そもそも「男系男子」とは、明治22年(1889)の旧皇室典範で導入された
もので、歴史上何人もの女性天皇が即位したことはご承知のとおり。学者らの反対を押し切って伊藤博文が押し込んだらしいです。
ちなみに「男系」の方は、記録上はずっと守られているようです。まあ、「源氏物語」の「光源氏と藤壺が密通してできた子が即位」のようなことがあったとしても、DNA鑑定できたわけじゃないし・・・
なお現代の「男系男子」支持者の論拠が「男子にはY染色体が継承されるから」なんだそうです。Y染色体発見は1905年。「万世一系」の伝統とのギャップ感がすごいですね。
旧皇室典範は旧憲法と同等とされましたが、新憲法下では法律の一つに過ぎません。戦後、改正はされたものの、「男系男子」と「退位の禁止」はそのままでした(現上皇の退位は1回限りの特例として認められた)。
現在。進められている典範の改正は「女性宮家の創設」「旧宮家からの養子」など、皇室の人数が減り、公務の分担や皇室の存続が難しくなることへの対策ばかりです。

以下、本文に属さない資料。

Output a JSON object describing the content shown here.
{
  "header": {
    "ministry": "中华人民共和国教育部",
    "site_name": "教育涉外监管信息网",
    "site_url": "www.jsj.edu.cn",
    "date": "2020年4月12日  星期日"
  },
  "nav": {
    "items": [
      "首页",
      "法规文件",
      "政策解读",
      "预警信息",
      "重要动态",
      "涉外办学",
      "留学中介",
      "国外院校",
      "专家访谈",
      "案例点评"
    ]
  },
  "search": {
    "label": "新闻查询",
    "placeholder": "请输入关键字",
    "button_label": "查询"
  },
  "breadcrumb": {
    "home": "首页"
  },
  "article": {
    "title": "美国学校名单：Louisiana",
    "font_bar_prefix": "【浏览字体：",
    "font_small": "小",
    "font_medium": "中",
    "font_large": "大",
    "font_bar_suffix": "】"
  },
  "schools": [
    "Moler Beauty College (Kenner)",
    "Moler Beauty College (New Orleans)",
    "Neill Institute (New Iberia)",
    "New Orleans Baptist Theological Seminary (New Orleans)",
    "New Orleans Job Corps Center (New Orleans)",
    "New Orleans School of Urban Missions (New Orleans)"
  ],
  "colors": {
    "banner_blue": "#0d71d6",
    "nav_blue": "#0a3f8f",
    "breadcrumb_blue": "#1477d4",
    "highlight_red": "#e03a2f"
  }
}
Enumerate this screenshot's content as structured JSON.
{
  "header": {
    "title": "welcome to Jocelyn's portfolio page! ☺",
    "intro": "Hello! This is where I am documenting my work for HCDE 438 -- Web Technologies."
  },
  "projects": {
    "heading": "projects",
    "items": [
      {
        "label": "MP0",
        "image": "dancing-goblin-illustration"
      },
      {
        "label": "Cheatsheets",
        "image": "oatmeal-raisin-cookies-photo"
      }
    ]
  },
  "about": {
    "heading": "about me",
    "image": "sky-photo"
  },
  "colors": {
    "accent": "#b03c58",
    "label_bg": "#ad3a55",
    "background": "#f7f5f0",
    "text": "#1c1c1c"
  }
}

世論を反映するためには、まずは「男系男子」を「男系」に戻すことですが、愛子さんのお子さんに皇位継承権を持たせるためには「男系」の制約も取っ払う必要があります。
麻生太郎は「天皇になりたいなら、生涯独身を貫くか、悠仁親王と結婚しなさい」と言い放ちました。まあ、妹を三笠宮家に嫁がせている政治家が口を挟むことは、皇室典範が許していないのですが・・・

私なんか、本来は「憲法第1条こそ時代にそぐわない」と思っているし、特定の家族に「結婚・離婚の自由」や「職業選択の自由」などを許さないのは逆方向の差別だと思うし、そもそも本人のご意向はどうなんだろうって・・・
(たぶん父君からは「私達は決められたことに従うしかありませんから、覚悟はしておいてください」と言い含められているのか、と)
個人の幸福追求権は守って差し上げたいですね、僭越ながら。